Poucos jogos na história do futebol carregam tanto simbolismo quanto Argentina x Inglaterra pelas quartas de final da Copa do Mundo de 1986. Disputada em 22 de junho daquele ano, no Estádio Azteca, a partida transformou Diego Armando Maradona em uma figura lendária para os argentinos e produziu dois dos lances mais famosos já vistos em um Mundial.
A rivalidade entre as seleções já existia havia décadas, mas ganhou contornos ainda mais intensos após a Guerra das Malvinas, em 1982, conflito que resultou na morte de 649 soldados argentinos. Embora jogadores e dirigentes procurassem separar esporte e política, o clima de revanche era evidente entre torcedores e na cobertura da época.

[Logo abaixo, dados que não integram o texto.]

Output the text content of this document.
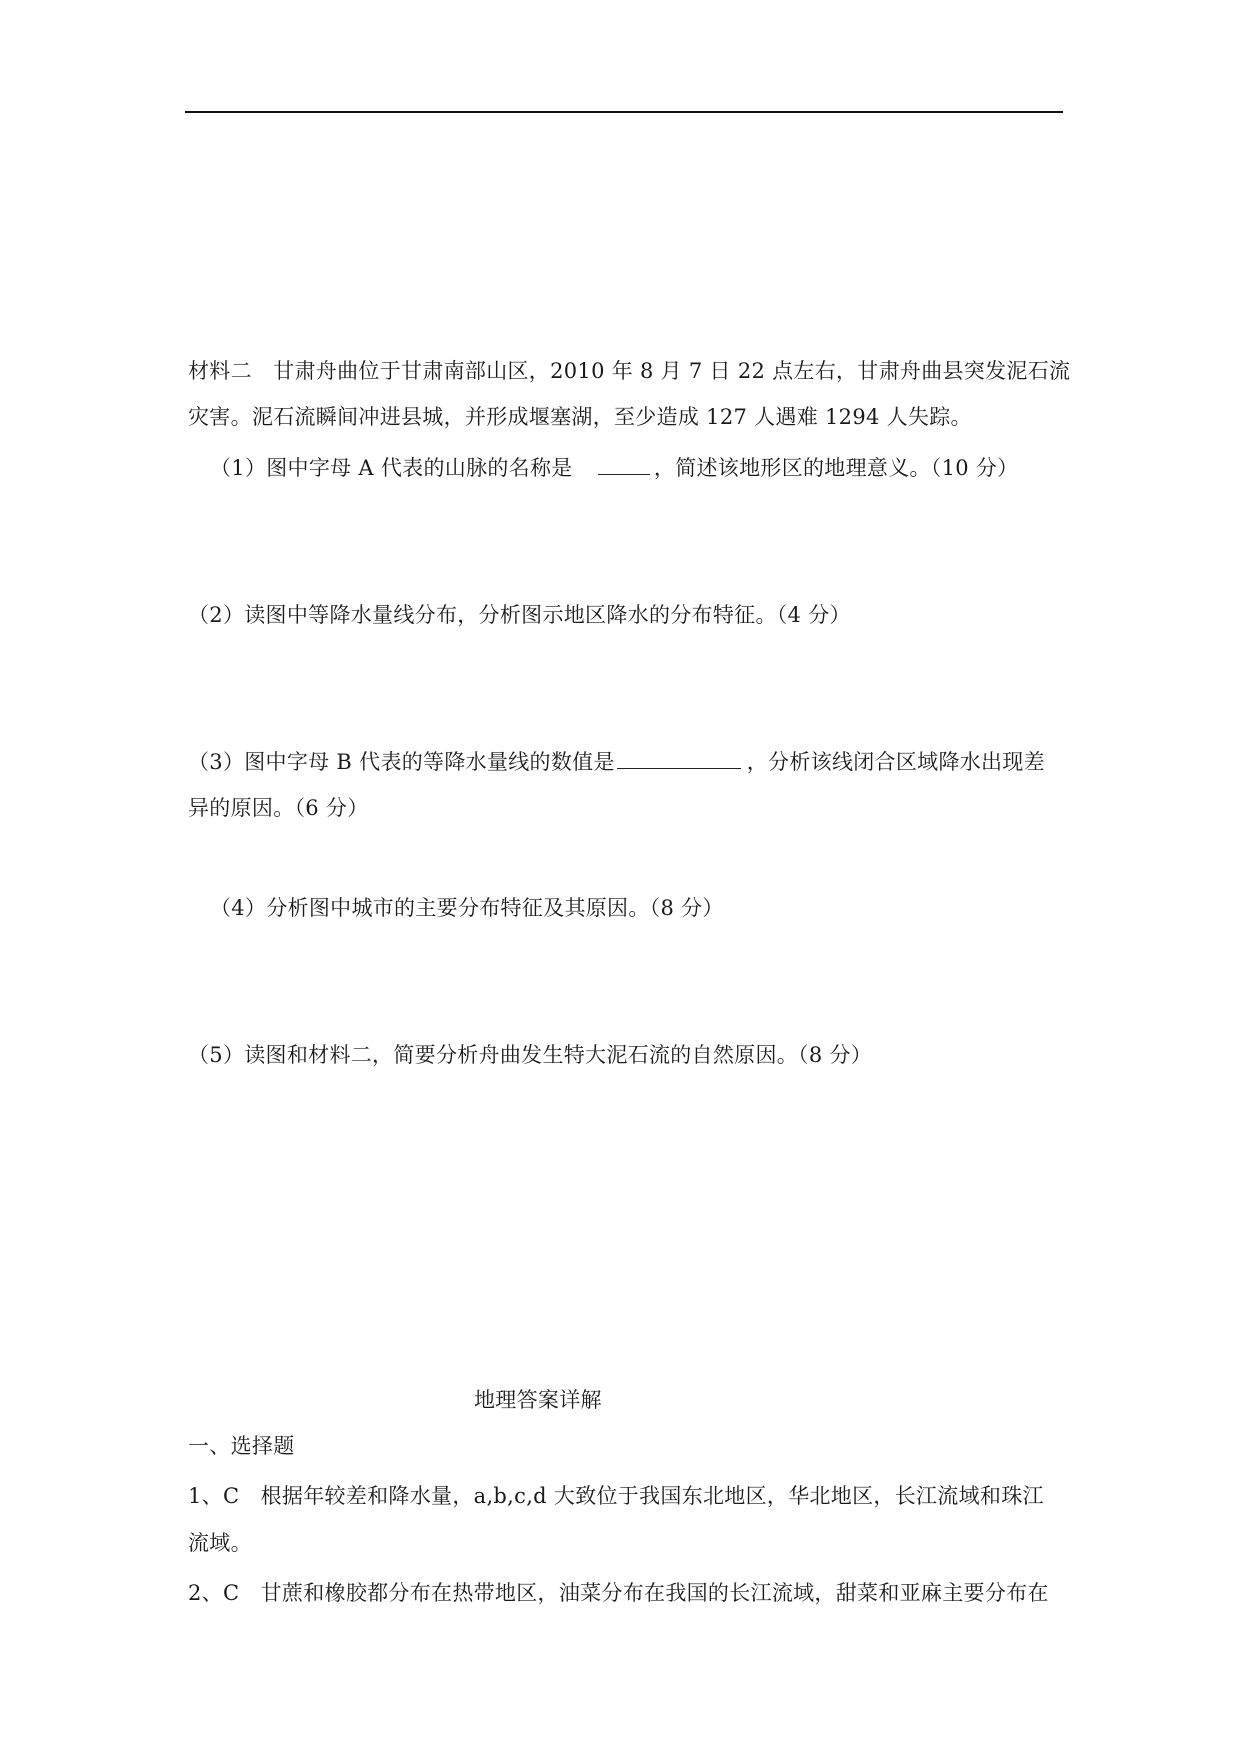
材料二　甘肃舟曲位于甘肃南部山区，2010 年 8 月 7 日 22 点左右，甘肃舟曲县突发泥石流
灾害。泥石流瞬间冲进县城，并形成堰塞湖，至少造成 127 人遇难 1294 人失踪。
（1）图中字母 A 代表的山脉的名称是　	，简述该地形区的地理意义。（10 分）
（2）读图中等降水量线分布，分析图示地区降水的分布特征。（4 分）
（3）图中字母 B 代表的等降水量线的数值是	，分析该线闭合区域降水出现差
异的原因。（6 分）
（4）分析图中城市的主要分布特征及其原因。（8 分）
（5）读图和材料二，简要分析舟曲发生特大泥石流的自然原因。（8 分）
地理答案详解
一、选择题
1、C　根据年较差和降水量，a,b,c,d 大致位于我国东北地区，华北地区，长江流域和珠江
流域。
2、C　甘蔗和橡胶都分布在热带地区，油菜分布在我国的长江流域，甜菜和亚麻主要分布在
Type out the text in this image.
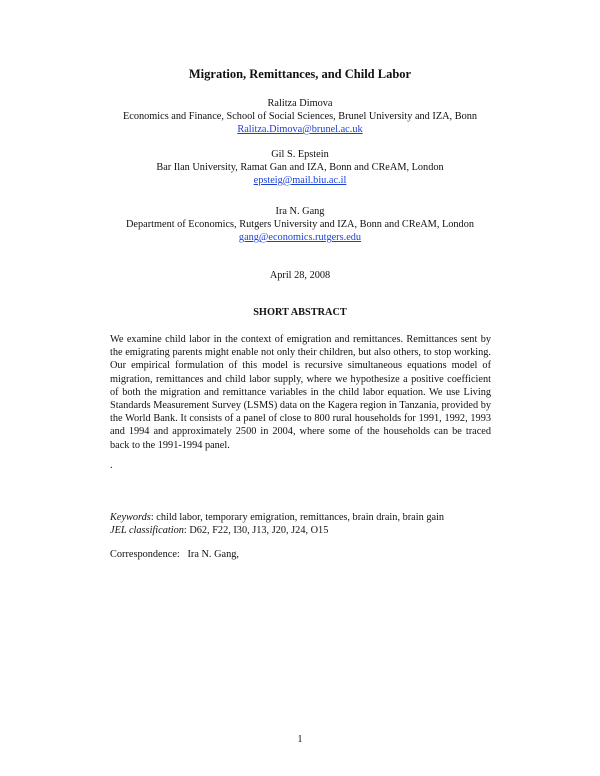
Migration, Remittances, and Child Labor
Ralitza Dimova
Economics and Finance, School of Social Sciences, Brunel University and IZA, Bonn
Ralitza.Dimova@brunel.ac.uk
Gil S. Epstein
Bar Ilan University, Ramat Gan and IZA, Bonn and CReAM, London
epsteig@mail.biu.ac.il
Ira N. Gang
Department of Economics, Rutgers University and IZA, Bonn and CReAM, London
gang@economics.rutgers.edu
April 28, 2008
SHORT ABSTRACT

We examine child labor in the context of emigration and remittances. Remittances sent by the emigrating parents might enable not only their children, but also others, to stop working. Our empirical formulation of this model is recursive simultaneous equations model of migration, remittances and child labor supply, where we hypothesize a positive coefficient of both the migration and remittance variables in the child labor equation. We use Living Standards Measurement Survey (LSMS) data on the Kagera region in Tanzania, provided by the World Bank. It consists of a panel of close to 800 rural households for 1991, 1992, 1993 and 1994 and approximately 2500 in 2004, where some of the households can be traced back to the 1991-1994 panel.

.
Keywords: child labor, temporary emigration, remittances, brain drain, brain gain
JEL classification: D62, F22, I30, J13, J20, J24, O15
Correspondence:   Ira N. Gang,
1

O episódio daria origem à expressão que atravessaria gerações: “la mano de Dios”. Entretanto, a autoria da frase continua cercada de dúvidas. Durante anos, Maradona negou ter utilizado a mão e sustentou diferentes versões sobre o lance. Segundo o jornalista argentino Andrés Burgo, autor do livro “O Jogo”, a famosa expressão pode ter surgido a partir de uma conversa informal entre o jogador e jornalistas após a partida.
De acordo com a obra, após sucessivas negativas do camisa 10, o editor argentino Néstor Ferrero comentou: “Então, terá sido a mão de Deus”. Maradona teria respondido apenas: “Terá sido”. Posteriormente, a frase acabou sendo reproduzida como uma afirmação e entrou definitivamente para a história.
Mas foi apenas três minutos depois que aconteceu o lance que muitos consideram o maior gol de todos os tempos. Recebendo a bola ainda no campo de defesa, Maradona percorreu 42 metros em cerca de dez segundos, aplicou dribles em cinco adversários e finalizou após superar também o goleiro inglês.
A jogada foi eternizada pela narração do uruguaio Victor Hugo Morales, que descreveu o lance com uma das transmissões mais famosas da história do esporte. O gol virou referência mundial de genialidade individual e segue sendo lembrado sempre que algum jogador consegue atravessar o campo superando vários marcadores.
Para Andrés Burgo, foi a combinação entre os dois lances que consolidou a imagem de Maradona como um personagem único no futebol.
— Esta partida deu tudo a Maradona. A maior picardia, o melhor gol. E contra o rival perfeito. Se fosse contra o Brasil, seria diferente, teria menos impacto. Contra a Inglaterra tinha uma questão muito além da esportiva. Tem a questão que transforma o Maradona num vingador da Guerra, numa espécie de militar de short — disse o jornalista.
A partida ainda reservou emoção até os minutos finais. Depois do gol de Lineker, a Inglaterra pressionou em busca do empate e esteve perto de levar o duelo para a prorrogação. Porém, o defensor Olarticoechea interceptou uma das últimas investidas inglesas, lance que anos depois passou a ser lembrado de forma bem-humorada pelos argentinos como a intervenção da “nuca de Deus”.
Impulsionada por Maradona, a Argentina avançou à semifinal, derrotou a Bélgica e, posteriormente, conquistou o título mundial diante da Alemanha. Ainda assim, para muitos torcedores, nenhum momento daquela campanha superou os inesquecíveis três minutos em que o camisa 10 marcou um gol com a mão, outro considerado o mais bonito da história das Copas e escreveu definitivamente seu nome na eternidade do futebol.